Quand on parle de fantasy, on parle le plus souvent de titres anglo-saxons... Qu'en est-il de la fantasy française ?
La fantasy française est féconde et hyperactive. Elle mérite vraiment d'être reconnue, mais, pour l'instant, la plupart des gens ne sont pas capables d'en citer un seul titre. Malheureusement, l'imaginaire se vend mal en France depuis une quinzaine d'années. Les éditeurs diagnostiquent un manque de médiatisation faute de médias généralistes intéressés par le sujet mettant ainsi ce genre dans une niche. Je crois qu'il y a aussi un problème d'émiettement du marché éditorial. À part Bragelonne, quasiment tous les éditeurs de l'imaginaire sont de petites maisons d'édition, ce qui n'aide pas pour faire de la communication à grande échelle.

Ces derniers temps, les projets d'adaptations cinématographiques semblent se multiplier...
La fantasy est devenue un réservoir intéressant pour Netflix ou Amazon qui misent sur de prochaines adaptations. Le genre est lié à l'image et aux illustrations fixes. Il se prête très bien à la bande dessinée et aux mangas, mais je mettrais un bémol sur les adaptations audiovisuelles, même si nous avons de très gros succès. Les films vieillissent assez mal, malgré leurs qualités intrinsèques, alors que les longs-métrages de science-fiction s'en sortent mieux. J'ai du mal à revoir des films que j'aime beaucoup comme Légende, Cœur de dragon ou Excalibur qui tombent avec le temps dans le kitsch. On verra si Game of Thrones aura plus de chance !

Interviewé à l'occasion de notre dernier hors-série, Orson Scott Card explique que la fantasy est désormais plus populaire que la science-fiction. A-t-elle gagné la bataille de l'imaginaire ?
C'est un constat qui est tout à fait vrai et que l'on peut lier au succès des grandes franchises de fantasy au début des années 2000. Cela a entraîné un rééquilibrage global du marché éditorial et une acculturation du public. La génération Harry Potter est friande de fantasy. Cela fait longtemps qu'on évoque le déclin de la science-fiction avec la perte de confiance du public face aux progrès scientifiques. Je crois surtout qu'il y a une appétence pour d'autres mondes possibles que l'on remarque aussi dans les jeux vidéo ou dans notre vie numérique. C'est sans doute dû à l'absence de perspective politique pour les nouvelles générations. Les possibilités utopiques se retrouvent finalement dans la fiction. Malgré Game of Thrones, la fantasy est d'ailleurs plus optimiste que la science-fiction, car elle dérive des contes des fées, et elle doit bien finir pour offrir une consolation aux laideurs du monde.
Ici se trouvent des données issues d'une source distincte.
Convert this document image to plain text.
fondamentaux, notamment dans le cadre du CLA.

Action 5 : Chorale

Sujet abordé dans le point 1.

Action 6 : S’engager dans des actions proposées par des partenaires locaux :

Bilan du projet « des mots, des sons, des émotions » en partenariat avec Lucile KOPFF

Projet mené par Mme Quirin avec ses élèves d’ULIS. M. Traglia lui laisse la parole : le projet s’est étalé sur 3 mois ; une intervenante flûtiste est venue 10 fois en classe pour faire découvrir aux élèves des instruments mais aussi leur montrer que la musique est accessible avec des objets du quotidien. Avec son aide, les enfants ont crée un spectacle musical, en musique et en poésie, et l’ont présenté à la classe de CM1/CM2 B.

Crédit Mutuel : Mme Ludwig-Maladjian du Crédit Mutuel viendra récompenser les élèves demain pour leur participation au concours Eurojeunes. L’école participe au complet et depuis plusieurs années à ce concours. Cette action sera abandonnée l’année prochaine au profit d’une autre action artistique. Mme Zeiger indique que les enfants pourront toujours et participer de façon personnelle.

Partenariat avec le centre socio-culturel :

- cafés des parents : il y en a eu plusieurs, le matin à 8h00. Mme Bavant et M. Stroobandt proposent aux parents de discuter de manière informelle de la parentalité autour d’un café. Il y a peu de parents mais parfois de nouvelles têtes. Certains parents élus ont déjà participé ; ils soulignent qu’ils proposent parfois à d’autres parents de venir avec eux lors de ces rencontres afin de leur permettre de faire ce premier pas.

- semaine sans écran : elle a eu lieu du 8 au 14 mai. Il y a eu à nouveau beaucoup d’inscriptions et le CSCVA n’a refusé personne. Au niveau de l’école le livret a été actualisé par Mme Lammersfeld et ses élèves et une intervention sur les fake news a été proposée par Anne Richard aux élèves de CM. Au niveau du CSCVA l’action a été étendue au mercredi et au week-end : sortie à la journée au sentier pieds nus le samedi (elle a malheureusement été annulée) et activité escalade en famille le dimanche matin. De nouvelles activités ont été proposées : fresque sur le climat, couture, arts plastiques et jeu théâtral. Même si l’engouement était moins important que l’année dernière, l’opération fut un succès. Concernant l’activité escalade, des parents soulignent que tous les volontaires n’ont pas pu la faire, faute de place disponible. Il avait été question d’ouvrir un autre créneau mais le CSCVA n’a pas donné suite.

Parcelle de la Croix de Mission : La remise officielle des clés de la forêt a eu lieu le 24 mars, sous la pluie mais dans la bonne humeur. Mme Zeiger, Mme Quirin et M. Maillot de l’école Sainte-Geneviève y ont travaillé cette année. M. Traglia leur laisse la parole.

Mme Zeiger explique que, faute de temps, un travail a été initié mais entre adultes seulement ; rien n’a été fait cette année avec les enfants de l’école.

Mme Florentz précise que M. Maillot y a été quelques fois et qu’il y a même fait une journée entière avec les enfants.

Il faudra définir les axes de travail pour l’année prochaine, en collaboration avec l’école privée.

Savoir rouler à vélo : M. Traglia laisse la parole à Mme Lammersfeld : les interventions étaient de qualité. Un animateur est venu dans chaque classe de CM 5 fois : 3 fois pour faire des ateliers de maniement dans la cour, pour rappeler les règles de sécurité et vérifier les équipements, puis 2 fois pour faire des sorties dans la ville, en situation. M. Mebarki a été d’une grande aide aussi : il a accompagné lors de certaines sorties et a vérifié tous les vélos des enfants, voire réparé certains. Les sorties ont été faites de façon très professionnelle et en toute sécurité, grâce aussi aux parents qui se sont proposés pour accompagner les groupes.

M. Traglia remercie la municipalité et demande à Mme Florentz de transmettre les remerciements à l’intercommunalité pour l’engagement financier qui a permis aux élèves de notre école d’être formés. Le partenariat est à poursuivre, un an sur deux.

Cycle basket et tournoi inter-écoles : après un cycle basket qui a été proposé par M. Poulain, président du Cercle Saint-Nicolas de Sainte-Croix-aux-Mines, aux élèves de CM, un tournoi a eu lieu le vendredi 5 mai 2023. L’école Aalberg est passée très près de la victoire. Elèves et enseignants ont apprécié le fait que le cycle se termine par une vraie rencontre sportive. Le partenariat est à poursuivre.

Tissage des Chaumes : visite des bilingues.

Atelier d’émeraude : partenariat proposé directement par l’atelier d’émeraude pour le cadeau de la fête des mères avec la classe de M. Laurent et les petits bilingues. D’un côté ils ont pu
Propos recueillis par Phalène de La Valette avec Lloyd Chéry, Le Point, 24 décembre 2018


Et en France ? Un entretien pour connaisseurs (2018)

Actusf : Y a-t-il des précurseurs de la fantasy en France chez les auteurs ?
Anne Besson : Pas vraiment, dans le sens où, malgré la vogue des contes de fées littéraires de la fin 17e au milieu 18e, le grand succès des "féeries" théâtrales aussi, il n'y a pas de tradition de quelque chose qui s'appellerait "fantasy" en France, ni même de véritable équivalent à l'époque où naissent et se développent les différents genres populaires, à partir de la deuxième moitié du 19e siècle. Les exemples qu'on peut trouver restent alors isolés et mal connus, à l'exemple de certains récits de George Sand, plus merveilleux que fantastiques : le conte Histoire du véritable Gribouille (1850), où un enfant mal-aimé croise des animaux métamorphosés, bourdon, abeille, et doit faire les bons choix, ou le court roman Laure, voyage dans le cristal (1865), ou le curieux voyage "à la Jules Verne" d'un jeune amoureux au cœur d'une pierre précieuse. Au 20e siècle, André Maurois (Patapoufs et Filifers, 1930), et surtout Marcel Aymé (La Vouivre, Les contes du Chat Perché, Le Passe-Muraille dans les années 1940) ou André Dhôtel (Le Pays où l'on n'arrive jamais, 1955) pourraient s'inscrire dans ce genre, si seulement il existait…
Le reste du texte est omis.